Standard 12-Lead Electrode Placement
Accurate interpretation depends on correct electrode placement. The six precordial (chest) leads are placed as follows:
| Lead | Location |
|---|---|
| V1 | 4th intercostal space, right sternal border |
| V2 | 4th intercostal space, left sternal border |
| V3 | Midway between V2 and V4 |
| V4 | 5th intercostal space, midclavicular line |
| V5 | Anterior axillary line, same horizontal level as V4 |
| V6 | Midaxillary line, same horizontal level as V4-V5 |
The four limb electrodes (RA, LA, RL, LL) are placed on their respective limbs for a standard resting 12-lead, with RL serving as the ground/reference electrode. A common technical error is arm-lead reversal (swapping RA and LA), which produces a negative P wave and QRS in lead I along with an abnormal-appearing rightward axis that can mimic pathology in an otherwise healthy patient. Whenever an unexpected axis or morphology change appears, checking electrode placement should be the first troubleshooting step before assuming a new cardiac abnormality. Proper skin preparation — clipping hair, mild abrasion, and cleaning with alcohol — along with firm electrode contact also reduces baseline wander and artifact that can otherwise be mistaken for atrial fibrillation or other rhythm disturbances.

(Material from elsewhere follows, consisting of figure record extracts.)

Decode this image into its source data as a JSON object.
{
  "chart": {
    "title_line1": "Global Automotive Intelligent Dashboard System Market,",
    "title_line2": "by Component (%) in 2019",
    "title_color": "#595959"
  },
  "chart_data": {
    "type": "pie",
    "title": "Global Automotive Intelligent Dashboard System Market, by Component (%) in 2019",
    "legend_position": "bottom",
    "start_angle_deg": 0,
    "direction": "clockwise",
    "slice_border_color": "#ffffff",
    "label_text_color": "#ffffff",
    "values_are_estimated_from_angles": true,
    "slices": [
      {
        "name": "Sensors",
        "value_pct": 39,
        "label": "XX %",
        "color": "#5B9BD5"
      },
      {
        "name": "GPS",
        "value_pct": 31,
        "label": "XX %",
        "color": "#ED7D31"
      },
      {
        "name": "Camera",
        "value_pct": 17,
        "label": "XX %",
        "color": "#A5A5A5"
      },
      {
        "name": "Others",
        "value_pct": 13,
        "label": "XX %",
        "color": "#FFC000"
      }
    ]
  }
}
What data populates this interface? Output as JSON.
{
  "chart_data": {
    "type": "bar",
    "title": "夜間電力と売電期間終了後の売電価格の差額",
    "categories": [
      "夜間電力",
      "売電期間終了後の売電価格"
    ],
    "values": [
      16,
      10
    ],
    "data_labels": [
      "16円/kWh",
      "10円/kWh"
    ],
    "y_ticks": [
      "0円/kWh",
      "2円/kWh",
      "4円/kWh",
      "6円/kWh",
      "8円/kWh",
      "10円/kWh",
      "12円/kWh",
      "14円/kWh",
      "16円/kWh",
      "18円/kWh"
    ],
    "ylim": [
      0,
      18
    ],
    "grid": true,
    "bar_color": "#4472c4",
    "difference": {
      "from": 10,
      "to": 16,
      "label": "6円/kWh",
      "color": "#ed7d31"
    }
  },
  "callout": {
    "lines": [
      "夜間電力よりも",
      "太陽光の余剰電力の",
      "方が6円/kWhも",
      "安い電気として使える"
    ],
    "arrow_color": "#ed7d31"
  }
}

The Mason-Likar Modification for Exercise Testing
Limb electrodes placed on the arms and legs generate excessive motion artifact once a patient starts walking or cycling. The Mason-Likar modification, used for virtually all clinical exercise ECG monitoring, relocates the limb electrodes onto the torso:
- RA and LA electrodes move to the infraclavicular fossae (just below the clavicles, near the shoulders)

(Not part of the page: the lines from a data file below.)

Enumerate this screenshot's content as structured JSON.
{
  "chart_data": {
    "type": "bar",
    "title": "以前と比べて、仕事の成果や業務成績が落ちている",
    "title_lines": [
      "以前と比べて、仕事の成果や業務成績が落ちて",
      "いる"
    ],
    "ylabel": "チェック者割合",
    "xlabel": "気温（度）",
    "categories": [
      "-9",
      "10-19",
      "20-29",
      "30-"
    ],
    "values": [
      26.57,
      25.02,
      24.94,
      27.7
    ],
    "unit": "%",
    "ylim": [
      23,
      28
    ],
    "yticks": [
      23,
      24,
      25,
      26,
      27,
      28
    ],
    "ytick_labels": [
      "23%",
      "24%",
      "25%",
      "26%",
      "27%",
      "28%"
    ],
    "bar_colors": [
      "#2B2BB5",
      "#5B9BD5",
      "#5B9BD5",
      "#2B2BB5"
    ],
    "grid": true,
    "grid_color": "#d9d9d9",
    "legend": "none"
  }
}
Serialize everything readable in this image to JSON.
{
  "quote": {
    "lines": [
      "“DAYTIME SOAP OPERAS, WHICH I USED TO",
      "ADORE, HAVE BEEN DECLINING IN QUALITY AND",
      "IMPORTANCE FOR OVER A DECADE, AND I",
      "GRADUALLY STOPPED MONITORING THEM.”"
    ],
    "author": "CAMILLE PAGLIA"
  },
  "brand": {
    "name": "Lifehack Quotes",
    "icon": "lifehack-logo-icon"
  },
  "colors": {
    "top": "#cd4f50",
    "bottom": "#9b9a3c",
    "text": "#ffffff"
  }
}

- RL and LL electrodes move to the torso near the iliac crest, below the rib cage
The six precordial (V1-V6) electrode positions stay the same as standard placement. Because moving the limb electrodes onto the torso changes the electrical vector slightly, the Mason-Likar tracing is not perfectly identical to a true resting 12-lead — clinicians should be aware that it can subtly alter axis and amplitude, though it remains the accepted standard for exercise testing because motion artifact reduction outweighs this small tradeoff.
A patient stable on digoxin for atrial fibrillation rate control has a resting ECG showing gradual, downsloping ST depression with a scooped appearance in leads with tall R waves. What is the most likely explanation?
Why does exercise ECG monitoring use the Mason-Likar electrode modification instead of standard limb-lead placement?